Some insights on what augment does would be very helpful as at the moment I am not sure if I want it ON or OFF.

Hi Mathieu,

It turns out that autoreject was resetting the bad channels when compute_thresholds was called with augment=True.

The augment parameter does a leave-one-out-interpolation (across channels) that interpolates each channel from the other channels to generate twice the number of epochs than those that already existed. The reason is to be able to deal with channels which are globally bad or mostly bad. Since autoreject uses a cross-validation (across epochs) to determine the threshold, it needs a good mix of good and bad data to work. The leave-one-out-interpolation makes this happen for really bad channels.

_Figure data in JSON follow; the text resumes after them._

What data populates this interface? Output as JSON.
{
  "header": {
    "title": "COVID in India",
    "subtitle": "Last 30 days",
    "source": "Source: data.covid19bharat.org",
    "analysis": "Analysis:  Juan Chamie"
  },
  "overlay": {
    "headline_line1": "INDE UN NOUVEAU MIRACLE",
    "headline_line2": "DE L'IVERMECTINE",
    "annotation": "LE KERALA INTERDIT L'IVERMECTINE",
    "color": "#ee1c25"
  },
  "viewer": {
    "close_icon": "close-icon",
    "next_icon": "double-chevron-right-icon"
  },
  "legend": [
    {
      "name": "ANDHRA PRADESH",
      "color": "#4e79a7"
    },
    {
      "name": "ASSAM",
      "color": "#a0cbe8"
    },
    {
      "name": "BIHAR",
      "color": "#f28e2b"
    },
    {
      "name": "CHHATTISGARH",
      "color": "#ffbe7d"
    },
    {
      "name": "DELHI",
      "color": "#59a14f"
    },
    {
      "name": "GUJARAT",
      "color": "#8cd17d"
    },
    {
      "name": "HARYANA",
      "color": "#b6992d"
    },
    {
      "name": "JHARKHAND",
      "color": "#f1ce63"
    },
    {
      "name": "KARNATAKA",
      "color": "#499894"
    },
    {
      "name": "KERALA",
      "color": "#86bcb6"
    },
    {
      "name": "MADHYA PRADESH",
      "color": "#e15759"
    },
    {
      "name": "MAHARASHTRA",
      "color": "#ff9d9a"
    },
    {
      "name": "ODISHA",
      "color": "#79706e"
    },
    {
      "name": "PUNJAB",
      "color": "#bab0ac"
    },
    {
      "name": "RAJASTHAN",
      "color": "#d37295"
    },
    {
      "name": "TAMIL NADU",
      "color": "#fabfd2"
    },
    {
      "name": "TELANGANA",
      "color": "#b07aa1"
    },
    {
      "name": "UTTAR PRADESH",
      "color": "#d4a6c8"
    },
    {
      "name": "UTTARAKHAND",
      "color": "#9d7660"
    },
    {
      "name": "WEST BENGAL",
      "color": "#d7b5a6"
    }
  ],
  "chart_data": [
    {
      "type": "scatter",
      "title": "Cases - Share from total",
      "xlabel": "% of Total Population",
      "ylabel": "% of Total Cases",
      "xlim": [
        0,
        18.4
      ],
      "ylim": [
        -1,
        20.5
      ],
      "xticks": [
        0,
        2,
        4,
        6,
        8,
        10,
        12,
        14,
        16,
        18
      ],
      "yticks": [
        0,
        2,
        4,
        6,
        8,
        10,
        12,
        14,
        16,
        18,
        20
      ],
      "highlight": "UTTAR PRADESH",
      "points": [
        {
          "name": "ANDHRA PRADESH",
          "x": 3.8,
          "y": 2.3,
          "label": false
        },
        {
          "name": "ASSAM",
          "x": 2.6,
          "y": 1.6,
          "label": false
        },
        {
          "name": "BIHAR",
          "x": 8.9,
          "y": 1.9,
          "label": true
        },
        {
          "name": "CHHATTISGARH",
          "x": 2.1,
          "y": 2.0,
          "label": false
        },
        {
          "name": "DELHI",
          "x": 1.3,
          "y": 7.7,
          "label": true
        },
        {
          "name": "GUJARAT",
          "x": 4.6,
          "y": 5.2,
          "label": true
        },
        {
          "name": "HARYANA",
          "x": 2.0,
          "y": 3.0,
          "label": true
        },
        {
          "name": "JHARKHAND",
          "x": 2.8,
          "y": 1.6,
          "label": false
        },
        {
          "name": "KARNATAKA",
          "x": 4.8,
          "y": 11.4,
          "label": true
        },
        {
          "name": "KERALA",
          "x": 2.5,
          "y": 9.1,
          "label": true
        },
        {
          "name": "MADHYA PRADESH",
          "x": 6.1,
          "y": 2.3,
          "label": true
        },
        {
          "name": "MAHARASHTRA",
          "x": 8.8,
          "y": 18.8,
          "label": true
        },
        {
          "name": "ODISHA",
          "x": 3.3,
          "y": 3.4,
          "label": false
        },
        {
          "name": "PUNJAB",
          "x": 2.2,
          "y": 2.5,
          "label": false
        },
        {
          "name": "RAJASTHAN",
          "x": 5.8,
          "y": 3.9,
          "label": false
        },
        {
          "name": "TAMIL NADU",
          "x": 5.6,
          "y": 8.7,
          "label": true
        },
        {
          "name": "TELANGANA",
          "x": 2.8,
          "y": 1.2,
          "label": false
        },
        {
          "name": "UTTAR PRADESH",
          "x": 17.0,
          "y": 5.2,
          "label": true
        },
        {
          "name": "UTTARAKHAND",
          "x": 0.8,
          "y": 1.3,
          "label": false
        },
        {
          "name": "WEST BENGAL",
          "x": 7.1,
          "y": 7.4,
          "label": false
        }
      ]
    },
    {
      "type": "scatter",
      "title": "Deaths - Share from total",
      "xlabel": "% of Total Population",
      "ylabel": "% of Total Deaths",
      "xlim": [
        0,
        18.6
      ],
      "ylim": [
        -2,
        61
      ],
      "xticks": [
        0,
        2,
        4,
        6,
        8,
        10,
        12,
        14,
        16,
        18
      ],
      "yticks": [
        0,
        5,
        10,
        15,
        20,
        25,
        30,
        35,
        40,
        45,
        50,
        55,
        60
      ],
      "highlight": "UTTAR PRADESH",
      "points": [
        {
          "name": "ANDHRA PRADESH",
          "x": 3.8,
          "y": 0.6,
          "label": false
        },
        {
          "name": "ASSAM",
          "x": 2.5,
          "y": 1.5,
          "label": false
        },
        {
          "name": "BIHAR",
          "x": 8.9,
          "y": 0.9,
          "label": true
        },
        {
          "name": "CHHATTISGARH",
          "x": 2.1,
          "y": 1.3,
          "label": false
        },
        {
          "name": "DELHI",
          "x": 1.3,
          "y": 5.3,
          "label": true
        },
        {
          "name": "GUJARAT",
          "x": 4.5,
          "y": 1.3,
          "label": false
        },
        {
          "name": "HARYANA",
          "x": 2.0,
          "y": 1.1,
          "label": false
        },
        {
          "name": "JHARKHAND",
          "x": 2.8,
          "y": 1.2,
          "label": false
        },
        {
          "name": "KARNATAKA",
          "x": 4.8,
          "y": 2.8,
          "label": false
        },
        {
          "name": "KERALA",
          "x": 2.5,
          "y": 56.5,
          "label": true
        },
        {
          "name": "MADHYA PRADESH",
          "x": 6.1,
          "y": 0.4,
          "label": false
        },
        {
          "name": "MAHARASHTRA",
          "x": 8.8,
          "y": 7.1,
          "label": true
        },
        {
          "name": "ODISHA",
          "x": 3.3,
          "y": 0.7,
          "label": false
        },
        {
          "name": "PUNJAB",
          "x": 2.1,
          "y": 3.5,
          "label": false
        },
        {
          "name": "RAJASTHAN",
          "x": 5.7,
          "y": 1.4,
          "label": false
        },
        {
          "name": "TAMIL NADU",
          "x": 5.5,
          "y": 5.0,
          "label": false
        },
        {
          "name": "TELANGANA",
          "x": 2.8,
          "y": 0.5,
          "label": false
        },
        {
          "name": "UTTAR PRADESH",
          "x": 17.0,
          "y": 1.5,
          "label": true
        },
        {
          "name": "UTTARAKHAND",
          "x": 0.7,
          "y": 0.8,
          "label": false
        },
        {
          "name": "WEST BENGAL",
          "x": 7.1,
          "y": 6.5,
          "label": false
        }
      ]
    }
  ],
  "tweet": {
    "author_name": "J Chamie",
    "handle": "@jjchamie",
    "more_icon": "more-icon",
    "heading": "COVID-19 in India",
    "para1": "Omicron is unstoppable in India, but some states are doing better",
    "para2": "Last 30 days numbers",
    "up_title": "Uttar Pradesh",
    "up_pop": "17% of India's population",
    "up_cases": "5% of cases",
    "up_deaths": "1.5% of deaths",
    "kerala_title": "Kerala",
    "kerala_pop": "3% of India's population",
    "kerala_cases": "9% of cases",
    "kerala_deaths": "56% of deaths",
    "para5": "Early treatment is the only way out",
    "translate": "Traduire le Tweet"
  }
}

Now what was happening is that the epochs.info[β€˜bads’] was being reset during this procedure so as to tell MNE which channel to interpolate. For now, I would suggest that a simple fix is to do:

bads_before = [epochs.info](http://epochs.info)['bads'].copy()
compute_thresholds(epochs, ....)
[epochs.info](http://epochs.info)['bads'] = bads_before

and this should make it work properly. I will work on patching this in autoreject as well. Hope that helps.

Mainak

@mainakjas Thank you for the reply. Very clear; and tested myself that restoring the bad channel does fix this. Maybe the documentation of autoreject could be improved a bit, especially around this resetting of the bad channels in the epoch instance?

Indeed, fix is on the way: https://github.com/autoreject/autoreject/pull/203 !

Autoreject should not meddle with the bad channels list.